For now, breastfeeding remains the supported choice in resource-poor settings due to the array of protective benefits of breastfeeding on HIV-related and non-HIV-related health concerns. It is not a straightforward recommendation, however, and the data are evolving as to what exact regimen of breastfeeding to recommend, depending on the patient's resource environment [which includes access to antiretroviral therapies (ARTs)]. Furthermore, and not without controversy, authorities recommend no breastfeeding by HIV-infected mothers in developed settings [11,12].
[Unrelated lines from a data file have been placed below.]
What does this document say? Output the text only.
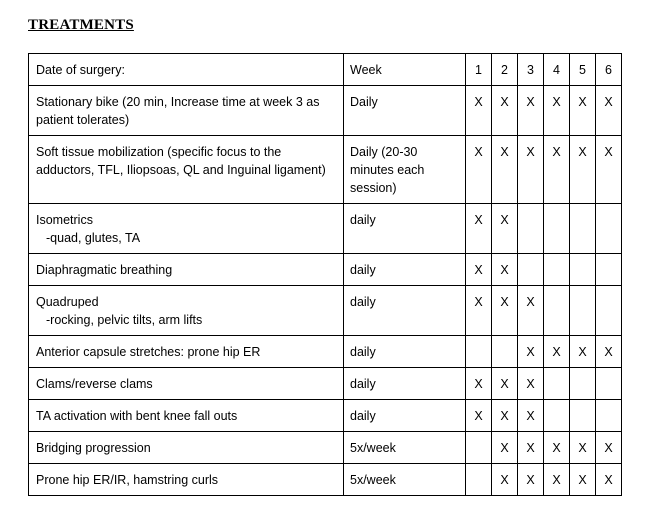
TREATMENTS
Date of surgery:	Week	1	2	3	4	5	6
Stationary bike (20 min, Increase time at week 3 as patient tolerates)	Daily	X	X	X	X	X	X
Soft tissue mobilization (specific focus to the adductors, TFL, Iliopsoas, QL and Inguinal ligament)	Daily (20-30 minutes each session)	X	X	X	X	X	X
Isometrics
-quad, glutes, TA	daily	X	X				
Diaphragmatic breathing	daily	X	X				
Quadruped
-rocking, pelvic tilts, arm lifts	daily	X	X	X			
Anterior capsule stretches: prone hip ER	daily			X	X	X	X
Clams/reverse clams	daily	X	X	X			
TA activation with bent knee fall outs	daily	X	X	X			
Bridging progression	5x/week		X	X	X	X	X
Prone hip ER/IR, hamstring curls	5x/week		X	X	X	X	X
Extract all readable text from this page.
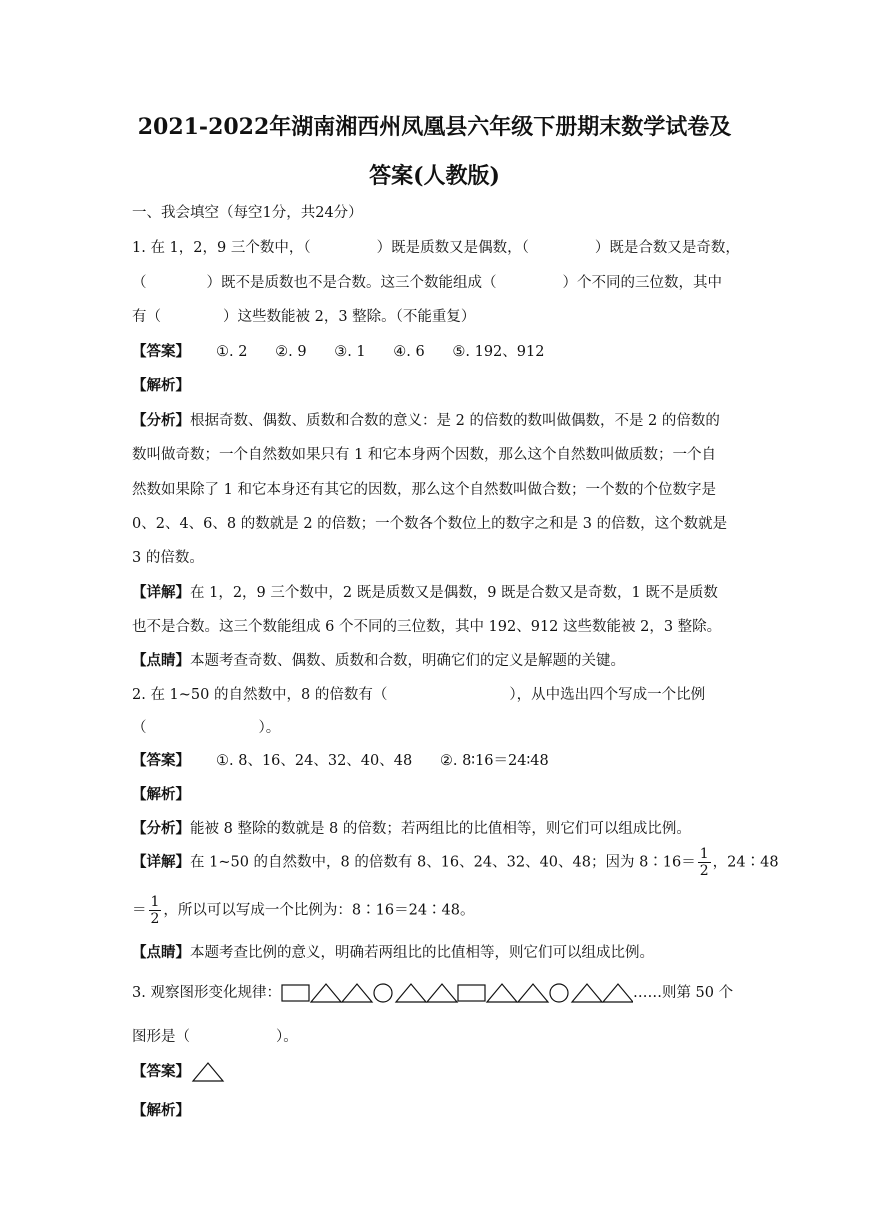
2021-2022年湖南湘西州凤凰县六年级下册期末数学试卷及
答案(人教版)
一、我会填空（每空1分，共24分）
1. 在 1，2，9 三个数中，（	）既是质数又是偶数，（	）既是合数又是奇数，
（	）既不是质数也不是合数。这三个数能组成（	）个不同的三位数，其中
有（	）这些数能被 2，3 整除。（不能重复）
【答案】 ①. 2      ②. 9      ③. 1      ④. 6      ⑤. 192、912
【解析】
【分析】根据奇数、偶数、质数和合数的意义：是 2 的倍数的数叫做偶数，不是 2 的倍数的
数叫做奇数；一个自然数如果只有 1 和它本身两个因数，那么这个自然数叫做质数；一个自
然数如果除了 1 和它本身还有其它的因数，那么这个自然数叫做合数；一个数的个位数字是
0、2、4、6、8 的数就是 2 的倍数；一个数各个数位上的数字之和是 3 的倍数，这个数就是
3 的倍数。
【详解】在 1，2，9 三个数中，2 既是质数又是偶数，9 既是合数又是奇数，1 既不是质数
也不是合数。这三个数能组成 6 个不同的三位数，其中 192、912 这些数能被 2，3 整除。
【点睛】本题考查奇数、偶数、质数和合数，明确它们的定义是解题的关键。
2. 在 1~50 的自然数中，8 的倍数有（	），从中选出四个写成一个比例
（	）。
【答案】 ①. 8、16、24、32、40、48      ②. 8∶16＝24∶48
【解析】
【分析】能被 8 整除的数就是 8 的倍数；若两组比的比值相等，则它们可以组成比例。
【详解】在 1~50 的自然数中，8 的倍数有 8、16、24、32、40、48；因为 8∶16＝ $\frac{1}{2}$ ，24∶48
＝ $\frac{1}{2}$ ，所以可以写成一个比例为：8∶16＝24∶48。
【点睛】本题考查比例的意义，明确若两组比的比值相等，则它们可以组成比例。
3. 观察图形变化规律：	……则第 50 个
图形是（	）。
【答案】
【解析】
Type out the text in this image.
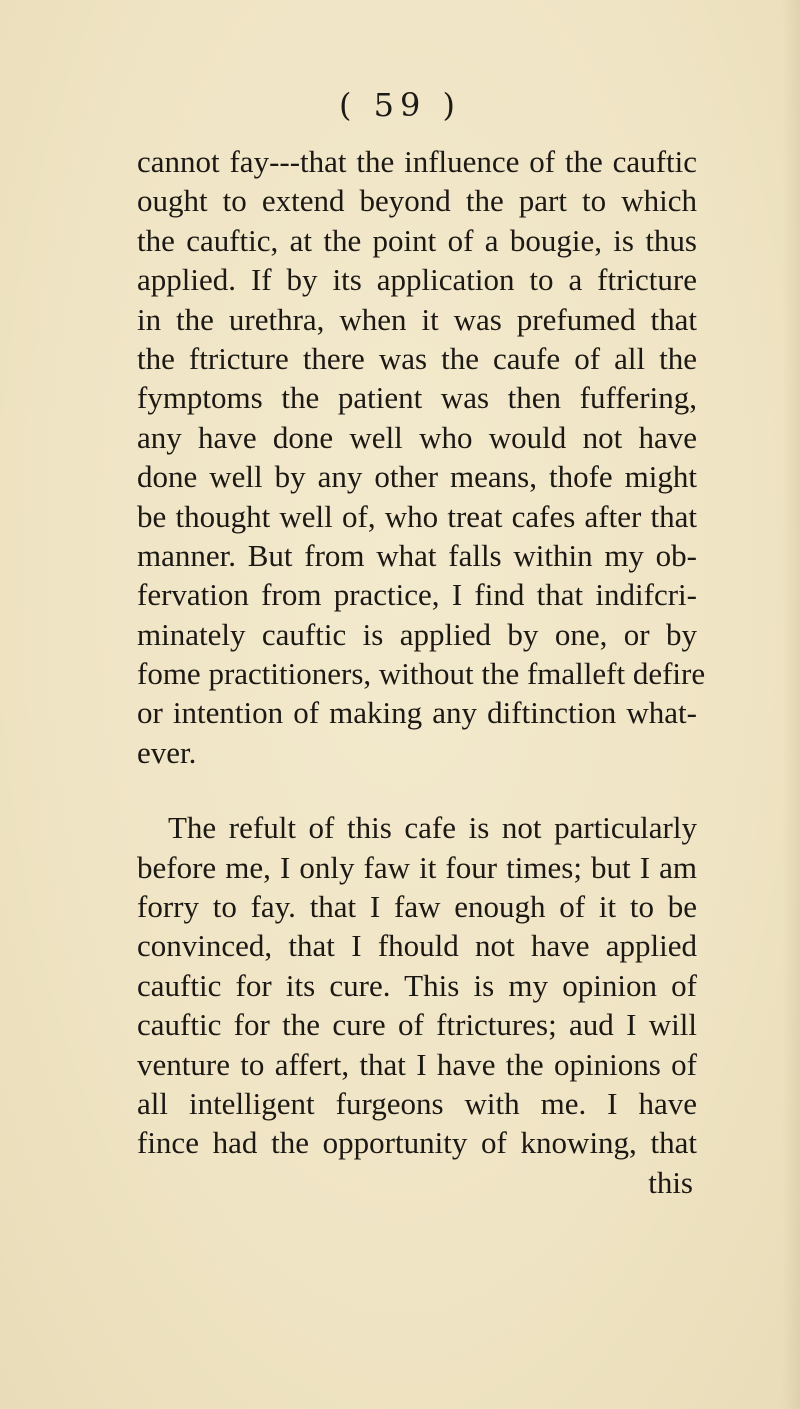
( 59 )
cannot fay---that the influence of the cauftic
ought to extend beyond the part to which
the cauftic, at the point of a bougie, is thus
applied. If by its application to a ftricture
in the urethra, when it was prefumed that
the ftricture there was the caufe of all the
fymptoms the patient was then fuffering,
any have done well who would not have
done well by any other means, thofe might
be thought well of, who treat cafes after that
manner. But from what falls within my ob-
fervation from practice, I find that indifcri-
minately cauftic is applied by one, or by
fome practitioners, without the fmalleft defire
or intention of making any diftinction what-
ever.
The refult of this cafe is not particularly
before me, I only faw it four times; but I am
forry to fay. that I faw enough of it to be
convinced, that I fhould not have applied
cauftic for its cure. This is my opinion of
cauftic for the cure of ftrictures; aud I will
venture to affert, that I have the opinions of
all intelligent furgeons with me. I have
fince had the opportunity of knowing, that
this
Regardless of the exact role that breastfeeding plays in transmission – and there are studies to support a variety of figures along a continuum – there are other possibilities to consider for those infants born HIV negative but becoming HIV positive at 4–8 weeks. Biggar et al.  note the high sensitivity of the PCR-based testing method utilized for cord blood testing, but it is possible (although admittedly not likely) that late transplacental transmission to the fetus could result in a negative test at birth but a positive one subsequently, at the 4–8-week testing mark. Swallowing HIV-infected fluid during delivery has also been described as a possible source [13,14], and is a possibility, which would not be detected by the authors' testing methods.
The study was conducted in a setting in which, according to the authors, maternal ARTs are not used. The clinical reality is that perinatal infection continues to occur in the face of prevention efforts, which makes it imperative that access to treatment be expanded. Indeed, access to perinatal treatment regimens (and ART breastfeeding regimens currently under study) should render the point moot as to when exactly HIV transmission occurs in the birthing process and early infant stages. Recent studies have borne out efficient, locally appropriate treatment strategies for mother and child, which significantly decrease HIV risk [15,16] and must further be validated in other settings. Ultimately, this paper is more useful as a methodology description, and can likely be utilized in other, non-HIV settings in which assessment of maternal blood exchange would be important. What it highlights – intentionally or not – to the scientist also interested in clinical care, human rights, and ART policy, is that a response to the underlying problem is long overdue.